For the first time ever, scientists have used a wireless brain implant to make mice socialise with each other, according to a paper published in Nature Neuroscience.
Developed by a team from Northwestern University, US, led by Yevgenia Kozorovitskiy and John A. Rogers, the implant uses the sci-fi-esque technique called optogenetics – using light to stimulate genetically targeted neurons – where the mice had modified neurons with a gene from light-sensitive algae.
Each device was fitted between the skull and skin of the mice and connected to a minuscule, flexible filament-like probe with an LED on it, which bed through the skull into the brain.
When light from the wirelessly controlled LED was delivered to the special neurons, they were stimulated, without affecting other neurons and behaviour.
Using the tiny, battery-free brain implant device, the team were able to program and deprogram mice to socially interact with each other in real-time. When two or more mice had their devices switched on, they interacted much more than usual, and when the device was switched off, the opposite effect was nearly immediate.
The lights stimulated multiple neurons in a network simultaniously, a phenomenon called neural synchrony.
“We didn’t actually think this would work,” says Kozorovitskiy. “To our knowledge, this is the first direct evaluation of a major long-standing hypothesis about neural synchrony in social behaviour.”
“It sounds like sci-fi, but it’s an incredibly useful technique.
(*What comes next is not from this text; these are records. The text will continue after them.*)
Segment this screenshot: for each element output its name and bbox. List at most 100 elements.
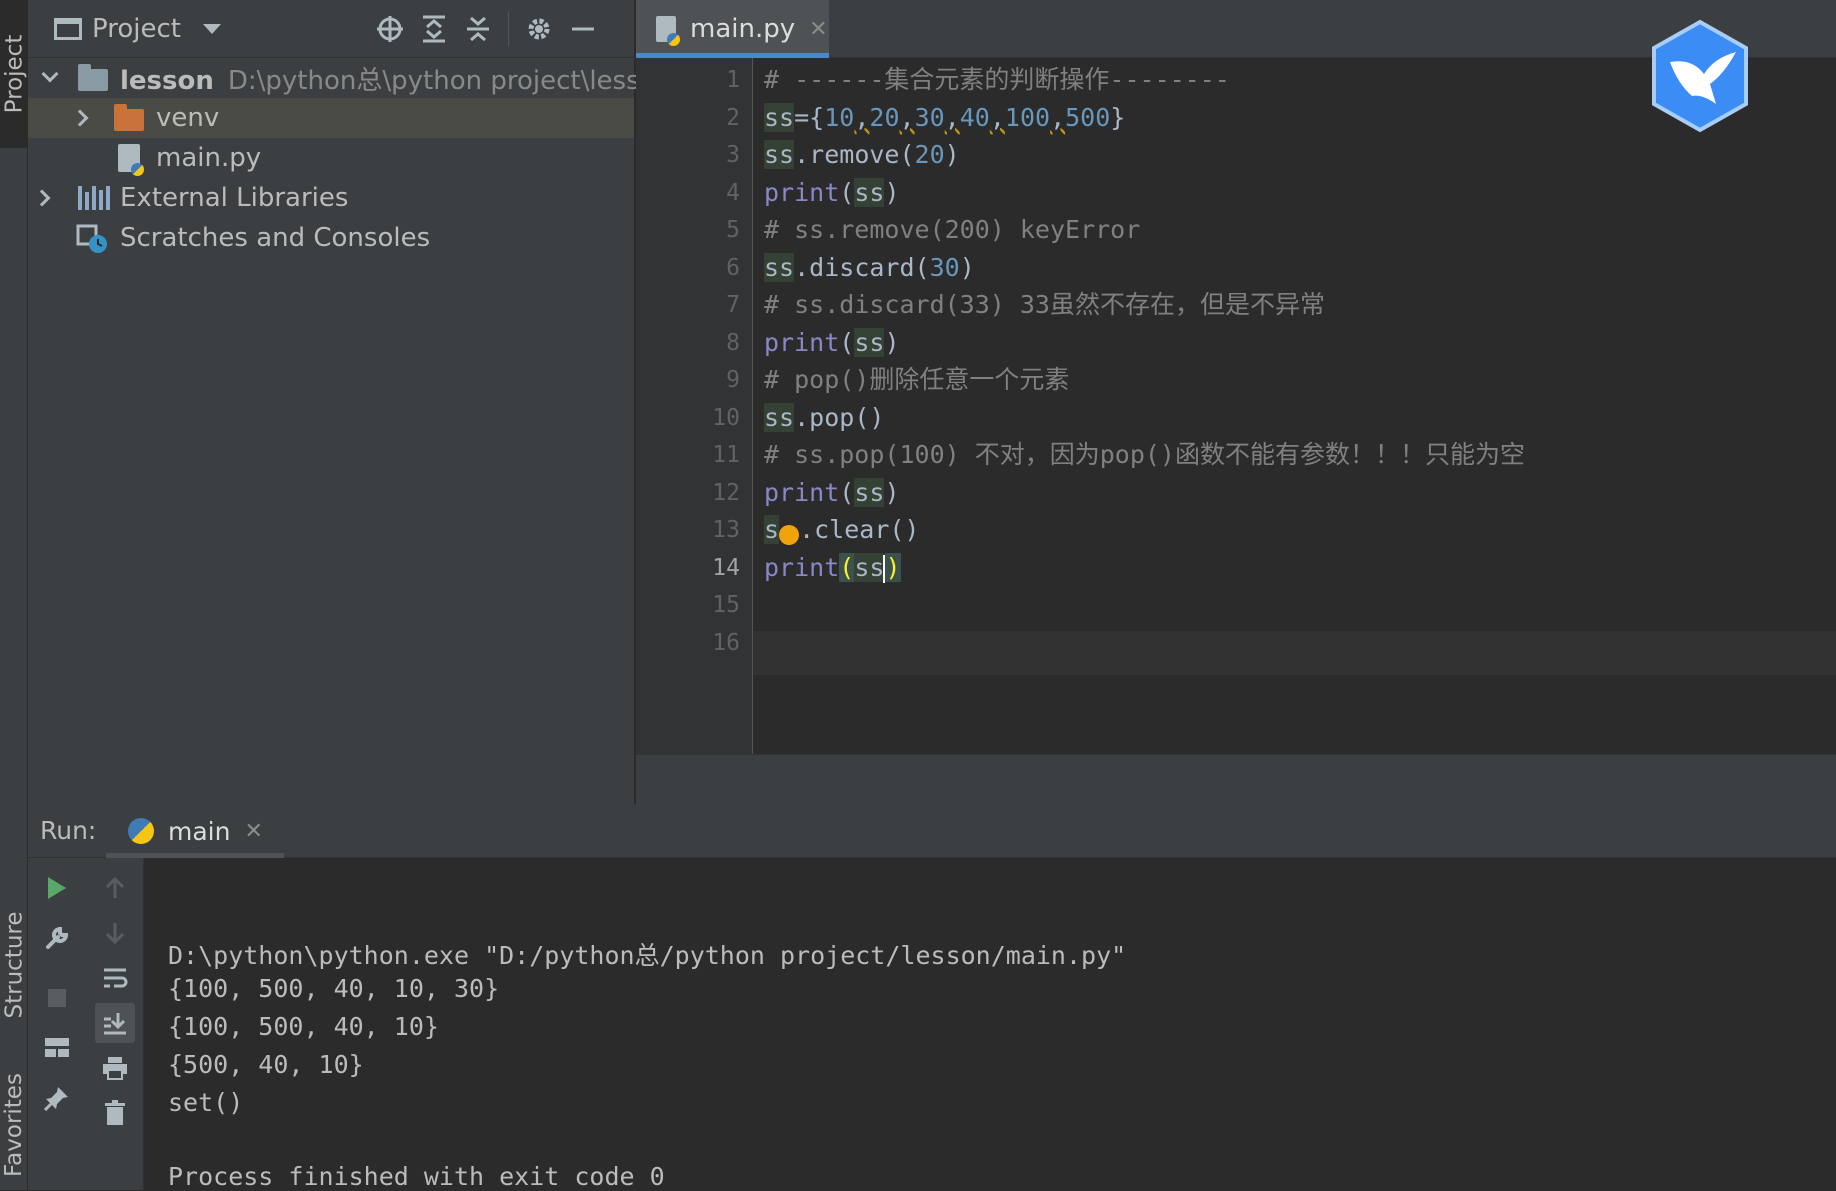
tree-item-lesson[interactable]: lesson D:\python总\python project\lesson: [28, 58, 672, 98]
print-button[interactable]: [95, 1048, 135, 1088]
console-line: {500, 40, 10}: [168, 1050, 364, 1079]
tool-tab-project-label: Project: [1, 34, 28, 114]
chevron-down-icon[interactable]: [41, 65, 59, 83]
run-settings-button[interactable]: [37, 918, 77, 958]
tool-tab-structure[interactable]: Structure: [0, 880, 28, 1050]
chevron-right-icon[interactable]: [71, 109, 89, 127]
code-token: (: [839, 477, 855, 507]
run-label: Run:: [40, 816, 97, 845]
soft-wrap-button[interactable]: [95, 958, 135, 998]
tool-tab-favorites[interactable]: Favorites: [0, 1060, 28, 1190]
code-token: }: [1110, 102, 1126, 132]
builtin-print: print: [764, 477, 840, 507]
run-tab-main-label: main: [168, 816, 231, 846]
lightbulb-icon[interactable]: [779, 525, 800, 545]
identifier-ss: ss: [764, 102, 795, 132]
tree-item-main-py-label: main.py: [156, 143, 262, 173]
clear-all-button[interactable]: [95, 1093, 135, 1133]
scroll-to-end-icon: [104, 1013, 126, 1035]
chevron-down-icon: [202, 23, 221, 34]
project-view-selector[interactable]: Project: [54, 14, 221, 44]
console-line: {100, 500, 40, 10}: [168, 1012, 439, 1041]
pin-tab-button[interactable]: [37, 1078, 77, 1118]
number-literal: 30: [914, 102, 945, 132]
tree-item-scratches[interactable]: Scratches and Consoles: [28, 218, 634, 258]
tree-item-external-libraries-label: External Libraries: [120, 183, 349, 213]
tree-item-external-libraries[interactable]: External Libraries: [28, 178, 634, 218]
identifier-ss: s: [764, 515, 780, 544]
stop-button[interactable]: [37, 978, 77, 1018]
arrow-down-icon: [105, 923, 125, 945]
builtin-print: print: [764, 552, 840, 582]
code-editor[interactable]: 1 2 3 4 5 6 7 8 9 10 11 12 13 14 15 16 #…: [636, 58, 1836, 804]
trash-icon: [105, 1100, 125, 1125]
identifier-ss: ss: [854, 327, 885, 357]
excluded-folder-icon: [114, 104, 144, 131]
left-tool-strip: Project Structure Favorites: [0, 0, 28, 1190]
line-number: 16: [712, 629, 740, 656]
code-token: ,: [854, 102, 870, 132]
identifier-ss: ss: [764, 140, 795, 169]
code-token: ,: [989, 102, 1005, 132]
tree-item-venv[interactable]: venv: [28, 98, 634, 138]
minimize-icon[interactable]: [561, 10, 605, 48]
crosshair-icon[interactable]: [368, 10, 412, 48]
identifier-ss: ss: [854, 552, 885, 582]
close-icon[interactable]: ✕: [809, 17, 827, 42]
tool-tab-favorites-label: Favorites: [1, 1073, 27, 1177]
library-icon: [78, 186, 110, 210]
identifier-ss: ss: [854, 477, 885, 507]
previous-occurrence-button[interactable]: [95, 868, 135, 908]
run-toolbar-primary: [28, 858, 86, 1190]
wrench-icon: [46, 926, 69, 949]
tab-main-py-label: main.py: [690, 14, 796, 44]
rerun-button[interactable]: [37, 868, 77, 908]
number-literal: 500: [1065, 102, 1111, 132]
code-token: (: [839, 327, 855, 357]
tab-main-py[interactable]: main.py ✕: [636, 0, 829, 58]
soft-wrap-icon: [104, 968, 128, 988]
code-token: (: [839, 177, 855, 207]
tree-item-lesson-label: lesson: [120, 65, 214, 96]
code-token: ,: [899, 102, 915, 132]
project-tree: lesson D:\python总\python project\lesson v…: [28, 58, 672, 258]
identifier-ss: ss: [854, 177, 885, 207]
run-toolbar-secondary: [86, 858, 144, 1190]
pin-icon: [44, 1087, 68, 1111]
code-token: .clear(): [799, 515, 920, 544]
project-panel-title: Project: [92, 13, 181, 44]
layout-button[interactable]: [37, 1028, 77, 1068]
current-line-highlight: [754, 631, 1836, 675]
code-token: ={: [794, 102, 825, 132]
chevron-right-icon[interactable]: [33, 189, 51, 207]
expand-all-icon[interactable]: [412, 10, 456, 48]
next-occurrence-button[interactable]: [95, 913, 135, 953]
tree-item-main-py[interactable]: main.py: [28, 138, 634, 178]
console-line: set(): [168, 1088, 244, 1117]
project-panel-icon: [54, 17, 82, 40]
run-tab-main[interactable]: main ✕: [106, 804, 284, 858]
editor-bottom-area: [636, 754, 1836, 804]
tree-item-venv-label: venv: [156, 103, 220, 133]
identifier-ss: ss: [764, 402, 795, 432]
header-divider: [508, 12, 509, 46]
builtin-print: print: [764, 327, 840, 357]
number-literal: 30: [929, 252, 960, 282]
code-token: ): [884, 177, 900, 207]
stop-icon: [48, 989, 66, 1007]
python-file-icon: [656, 16, 680, 46]
code-token: ): [944, 140, 960, 169]
gear-icon[interactable]: [517, 10, 561, 48]
arrow-up-icon: [105, 876, 125, 898]
close-icon[interactable]: ✕: [244, 819, 262, 844]
code-line-14: print(ss): [764, 546, 901, 590]
run-panel-header: Run: main ✕: [28, 804, 1836, 858]
scroll-to-end-button[interactable]: [95, 1003, 135, 1043]
python-icon: [128, 818, 154, 844]
tool-tab-project[interactable]: Project: [0, 0, 28, 148]
number-literal: 40: [959, 102, 990, 132]
folder-icon: [78, 64, 108, 91]
code-token: ,: [1050, 102, 1066, 132]
collapse-all-icon[interactable]: [456, 10, 500, 48]
matched-paren: ): [885, 552, 901, 582]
Optogenetics could someday soon be used to fix blindness or reverse paralysis.”
The researchers hope to learn more about the complex neurology of socialisation.
“This paper represents the first time we’ve been able to achieve wireless, battery-free implants for optogenetics with full, independent digital control over multiple devices simultaneously in a given environment,” says Rogers.
“Brain activity in an isolated animal is interesting but going beyond research on individuals to studies of complex, socially interacting groups is one of the most important and exciting frontiers in neuroscience.”
“We now have the technology to investigate how bonds form and break between individuals in these groups and to examine how social hierarchies arise from these interactions.”
Previously, stimulating neurons relied on fixed fibres that limited the movement. With the wireless device, they were able to observe behaviour uninhibited, they claim.
“With previous technologies, we were unable to observe multiple animals socially interacting in complex environments because they were tethered,” says Kozorovitskiy.
“The fibers would break or the animals would become entangled. In order to ask more complex questions about animal behavior in realistic environments, we needed this innovative wireless technology. It’s tremendous to get away from the tethers.”